Slow Pulp Wanders Down the Spiraling Road of Life in "Yard"


Photo: Alexa Viscius

Slow Pulp's Yard is a companion to loneliness, speaking on love, self, and the winding road of life with the empathetic combination of a sharp tongue and soft eyes. The guitars phase between grungy distortion and folk-inspired, acoustic ease, embracing the Wisconsin-bred, Chicago-based band's retro indie rock spunk while the lyrics broaden their emotional palette. 

“Gone 2” opens the album with such duality; though the tone is heavy with bitterness, it stays determined. Lead singer Emily Massey waltzes across the soundscape with her iconic melodic arcs that sweep from sullen lows to breezy highs, encompassing the band’s dreamy gloom in every line. The gutting question of the lyrics hangs in the air like a sword, “Could you love me tomorrow or is it gone?” It quietly hangs onto hope through the sweetness of the melody, while the arrangement trudges through moody chord changes. 

Then, Slow Pulp winds us through the familiar path of singles that originally introduced listeners to Yard, starting with the deceptively upbeat “Doubt.” The indie rock track serves sunniness with a twist, infusing just the right amount of acidity into the angsty nostalgia that ripples throughout the grungy chords and lightweight distortion. “Doubt” lingers on a feeling even while it moves on, launching us seamlessly into “Cramps,” which is contrastingly unashamed of its desperation, dripping in lust and jealousy and literal feminine rage. Massey spoke to the writing process, sharing with triple j that it “came out of a jam at practice right after [she] had proclaimed that [her] period cramps were particularly bad that day.” In the lyrics, she creates this metaphorical character, “Heather,” who has all the characteristics she felt she was lacking. That out-of-breath irritation seethes in the glitchy orchestration of the arrangement. 

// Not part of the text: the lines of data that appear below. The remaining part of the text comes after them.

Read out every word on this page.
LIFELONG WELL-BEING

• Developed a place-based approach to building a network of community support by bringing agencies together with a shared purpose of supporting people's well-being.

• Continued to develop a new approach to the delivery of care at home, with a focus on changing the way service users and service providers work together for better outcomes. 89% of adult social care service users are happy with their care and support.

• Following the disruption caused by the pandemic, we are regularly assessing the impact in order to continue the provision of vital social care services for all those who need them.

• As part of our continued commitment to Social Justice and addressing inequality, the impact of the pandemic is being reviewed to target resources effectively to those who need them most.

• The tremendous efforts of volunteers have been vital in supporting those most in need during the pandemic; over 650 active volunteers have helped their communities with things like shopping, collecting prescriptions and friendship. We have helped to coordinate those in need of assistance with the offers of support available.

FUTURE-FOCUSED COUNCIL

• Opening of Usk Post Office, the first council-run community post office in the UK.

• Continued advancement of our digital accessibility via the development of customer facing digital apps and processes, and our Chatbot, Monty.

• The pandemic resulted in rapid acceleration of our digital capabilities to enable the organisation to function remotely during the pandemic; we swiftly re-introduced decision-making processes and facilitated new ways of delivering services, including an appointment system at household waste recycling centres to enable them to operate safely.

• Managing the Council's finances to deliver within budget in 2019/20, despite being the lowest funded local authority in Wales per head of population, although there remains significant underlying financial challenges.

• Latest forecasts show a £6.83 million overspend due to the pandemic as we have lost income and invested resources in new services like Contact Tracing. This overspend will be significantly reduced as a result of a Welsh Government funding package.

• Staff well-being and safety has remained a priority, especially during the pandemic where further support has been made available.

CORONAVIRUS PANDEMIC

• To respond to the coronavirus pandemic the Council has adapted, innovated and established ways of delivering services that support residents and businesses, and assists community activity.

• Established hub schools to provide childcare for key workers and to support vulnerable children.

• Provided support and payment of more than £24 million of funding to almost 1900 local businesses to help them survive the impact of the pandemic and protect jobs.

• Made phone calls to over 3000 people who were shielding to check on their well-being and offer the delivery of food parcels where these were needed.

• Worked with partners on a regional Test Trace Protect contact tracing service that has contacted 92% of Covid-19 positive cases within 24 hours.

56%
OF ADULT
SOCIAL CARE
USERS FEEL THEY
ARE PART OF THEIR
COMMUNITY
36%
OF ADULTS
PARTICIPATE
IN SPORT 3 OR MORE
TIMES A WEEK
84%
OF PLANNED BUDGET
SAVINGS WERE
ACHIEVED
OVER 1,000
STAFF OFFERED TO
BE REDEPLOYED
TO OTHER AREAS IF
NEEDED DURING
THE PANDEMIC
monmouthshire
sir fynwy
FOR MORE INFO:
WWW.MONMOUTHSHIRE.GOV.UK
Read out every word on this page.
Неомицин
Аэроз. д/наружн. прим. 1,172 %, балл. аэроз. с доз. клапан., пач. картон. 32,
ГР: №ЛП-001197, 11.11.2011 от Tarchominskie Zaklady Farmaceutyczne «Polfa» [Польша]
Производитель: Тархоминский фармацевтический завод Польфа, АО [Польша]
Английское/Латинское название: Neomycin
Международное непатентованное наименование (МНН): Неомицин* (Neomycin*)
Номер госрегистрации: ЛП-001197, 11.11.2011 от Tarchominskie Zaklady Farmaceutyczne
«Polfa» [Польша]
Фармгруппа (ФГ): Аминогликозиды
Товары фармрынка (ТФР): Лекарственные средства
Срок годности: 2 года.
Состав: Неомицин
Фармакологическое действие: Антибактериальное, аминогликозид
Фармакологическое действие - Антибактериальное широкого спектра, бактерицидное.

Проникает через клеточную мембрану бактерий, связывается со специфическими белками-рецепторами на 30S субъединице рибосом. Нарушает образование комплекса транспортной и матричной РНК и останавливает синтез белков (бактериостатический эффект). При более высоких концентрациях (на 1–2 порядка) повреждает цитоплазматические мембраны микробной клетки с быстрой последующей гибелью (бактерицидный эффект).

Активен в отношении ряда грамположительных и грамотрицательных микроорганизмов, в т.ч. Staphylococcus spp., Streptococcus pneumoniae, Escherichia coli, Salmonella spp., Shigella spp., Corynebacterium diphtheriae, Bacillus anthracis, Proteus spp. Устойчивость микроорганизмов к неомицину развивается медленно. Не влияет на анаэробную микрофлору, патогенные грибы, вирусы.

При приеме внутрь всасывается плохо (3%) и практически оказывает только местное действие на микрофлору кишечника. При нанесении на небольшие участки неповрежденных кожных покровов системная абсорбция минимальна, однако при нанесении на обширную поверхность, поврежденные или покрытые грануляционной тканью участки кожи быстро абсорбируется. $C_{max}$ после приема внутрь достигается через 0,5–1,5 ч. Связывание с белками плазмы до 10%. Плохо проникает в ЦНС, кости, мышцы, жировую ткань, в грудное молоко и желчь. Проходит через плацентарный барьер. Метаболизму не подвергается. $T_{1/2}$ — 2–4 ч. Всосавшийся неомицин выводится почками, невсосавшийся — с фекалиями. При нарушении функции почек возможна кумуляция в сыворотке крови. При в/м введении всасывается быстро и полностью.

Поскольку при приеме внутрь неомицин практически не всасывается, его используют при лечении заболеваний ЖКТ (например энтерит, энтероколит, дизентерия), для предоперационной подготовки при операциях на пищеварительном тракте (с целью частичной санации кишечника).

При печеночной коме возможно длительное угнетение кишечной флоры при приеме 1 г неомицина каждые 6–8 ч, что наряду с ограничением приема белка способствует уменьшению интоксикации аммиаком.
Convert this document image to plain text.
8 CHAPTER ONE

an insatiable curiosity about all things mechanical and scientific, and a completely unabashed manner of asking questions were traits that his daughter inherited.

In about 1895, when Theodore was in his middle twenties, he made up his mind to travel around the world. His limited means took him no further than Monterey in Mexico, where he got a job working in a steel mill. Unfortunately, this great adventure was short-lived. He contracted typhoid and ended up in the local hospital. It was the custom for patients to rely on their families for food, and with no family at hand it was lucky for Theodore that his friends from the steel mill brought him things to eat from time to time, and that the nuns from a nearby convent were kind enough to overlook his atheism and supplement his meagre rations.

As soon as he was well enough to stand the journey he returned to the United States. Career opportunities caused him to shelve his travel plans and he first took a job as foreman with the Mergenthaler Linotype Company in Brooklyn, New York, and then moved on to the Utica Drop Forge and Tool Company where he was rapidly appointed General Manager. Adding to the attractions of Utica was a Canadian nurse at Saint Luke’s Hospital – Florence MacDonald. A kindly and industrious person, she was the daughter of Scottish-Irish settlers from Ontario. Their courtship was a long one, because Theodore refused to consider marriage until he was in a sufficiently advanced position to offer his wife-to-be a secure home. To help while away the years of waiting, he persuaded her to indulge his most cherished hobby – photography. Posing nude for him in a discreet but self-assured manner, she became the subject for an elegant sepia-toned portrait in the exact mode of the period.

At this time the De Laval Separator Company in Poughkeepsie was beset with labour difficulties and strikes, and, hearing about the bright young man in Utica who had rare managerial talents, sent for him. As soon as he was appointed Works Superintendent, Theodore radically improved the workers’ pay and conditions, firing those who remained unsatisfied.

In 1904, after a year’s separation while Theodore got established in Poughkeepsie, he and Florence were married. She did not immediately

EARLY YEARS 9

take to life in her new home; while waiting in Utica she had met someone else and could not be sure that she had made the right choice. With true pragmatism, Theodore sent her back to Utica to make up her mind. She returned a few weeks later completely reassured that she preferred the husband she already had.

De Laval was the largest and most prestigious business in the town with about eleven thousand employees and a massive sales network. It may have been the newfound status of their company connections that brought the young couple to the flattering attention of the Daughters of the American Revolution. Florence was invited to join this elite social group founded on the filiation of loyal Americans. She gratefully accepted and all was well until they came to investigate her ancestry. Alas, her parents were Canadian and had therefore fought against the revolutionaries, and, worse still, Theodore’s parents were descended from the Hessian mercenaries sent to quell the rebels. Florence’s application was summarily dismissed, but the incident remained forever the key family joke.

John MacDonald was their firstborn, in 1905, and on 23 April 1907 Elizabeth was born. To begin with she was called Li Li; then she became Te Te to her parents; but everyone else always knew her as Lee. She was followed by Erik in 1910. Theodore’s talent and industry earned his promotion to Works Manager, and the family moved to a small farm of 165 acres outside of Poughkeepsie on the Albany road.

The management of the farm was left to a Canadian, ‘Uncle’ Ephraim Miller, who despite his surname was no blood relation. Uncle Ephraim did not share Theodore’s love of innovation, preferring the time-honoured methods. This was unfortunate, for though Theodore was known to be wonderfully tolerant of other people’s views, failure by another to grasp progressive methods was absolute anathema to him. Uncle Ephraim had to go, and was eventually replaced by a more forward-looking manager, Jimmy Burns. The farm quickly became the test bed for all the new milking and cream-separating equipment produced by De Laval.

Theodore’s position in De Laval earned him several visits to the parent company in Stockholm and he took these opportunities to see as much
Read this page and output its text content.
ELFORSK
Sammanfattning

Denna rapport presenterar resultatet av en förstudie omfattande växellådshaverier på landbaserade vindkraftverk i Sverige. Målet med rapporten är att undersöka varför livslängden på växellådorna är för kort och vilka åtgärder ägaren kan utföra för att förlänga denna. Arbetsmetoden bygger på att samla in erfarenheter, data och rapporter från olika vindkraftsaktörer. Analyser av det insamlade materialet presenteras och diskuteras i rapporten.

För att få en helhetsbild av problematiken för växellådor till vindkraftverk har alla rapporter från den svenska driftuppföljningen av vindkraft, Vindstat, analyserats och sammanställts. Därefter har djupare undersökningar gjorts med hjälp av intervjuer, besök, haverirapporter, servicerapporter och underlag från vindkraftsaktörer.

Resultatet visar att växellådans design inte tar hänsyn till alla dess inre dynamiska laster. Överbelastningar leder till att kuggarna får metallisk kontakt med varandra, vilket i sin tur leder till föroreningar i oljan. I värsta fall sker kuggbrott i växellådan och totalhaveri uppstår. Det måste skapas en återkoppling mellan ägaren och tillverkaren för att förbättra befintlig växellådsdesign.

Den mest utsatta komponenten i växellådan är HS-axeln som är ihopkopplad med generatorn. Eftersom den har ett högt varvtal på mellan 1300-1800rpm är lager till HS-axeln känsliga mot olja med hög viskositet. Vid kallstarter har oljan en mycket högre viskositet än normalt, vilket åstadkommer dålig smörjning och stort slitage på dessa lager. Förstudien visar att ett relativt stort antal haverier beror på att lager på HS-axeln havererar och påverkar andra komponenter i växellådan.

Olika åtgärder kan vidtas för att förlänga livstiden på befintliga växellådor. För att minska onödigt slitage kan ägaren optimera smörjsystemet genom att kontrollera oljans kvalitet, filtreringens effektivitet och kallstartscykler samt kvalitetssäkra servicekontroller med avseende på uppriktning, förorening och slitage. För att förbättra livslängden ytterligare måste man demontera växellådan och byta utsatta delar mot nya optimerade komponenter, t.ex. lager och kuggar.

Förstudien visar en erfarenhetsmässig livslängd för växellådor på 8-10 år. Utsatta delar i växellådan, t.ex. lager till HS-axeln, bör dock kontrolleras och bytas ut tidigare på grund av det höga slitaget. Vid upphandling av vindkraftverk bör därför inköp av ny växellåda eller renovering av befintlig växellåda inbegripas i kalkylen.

Next, “Slugs” coaxes us to the precipice of comfort and uncertainty, exploring a new love that feels so healthy it’s almost too good to be true. It’s a twilight summer love song, dark around the edges but romantic at its core. The title track “Yard” lands listeners somewhere in the sonic universe of Ben Folds, Fiona Apple, and Tori Amos, centered around a cyclical piano. It wanders through a nostalgic lane of spiraling; the bullheaded bitterness of being a teenager. Massey sings, “They put the house for sale sign up / didn’t think I cared that much … It’s on me.” The live treatment of the acoustic piano gives the impression that this song was plunked out stream-of-conscious style and recorded in someone’s childhood home, saturating “Yard” with wistfulness. 

“Carina Phone 1000” is ornately decorated with strings that echo the knot-in-your-throat, brushed-aside heartache Massey battles while she sings, “I knew it wasn’t just in my head… that’s life, I guess.” Meanwhile, it equates the memory of someone to a pesky parasite, ladening the whole track in musical static. The crooning sigh of pedal steel and harmonicas add a Western flair to the brooding optimism of “Broadview.” It embraces the Midwest roots of Slow Pulp, fusing folk and indie rock. Finally, “Fishes” closes out Yard, a stirring commentary on self-worth that lingers sweetly on the mind as the track ends with the sounds of distant commotion and video game pings.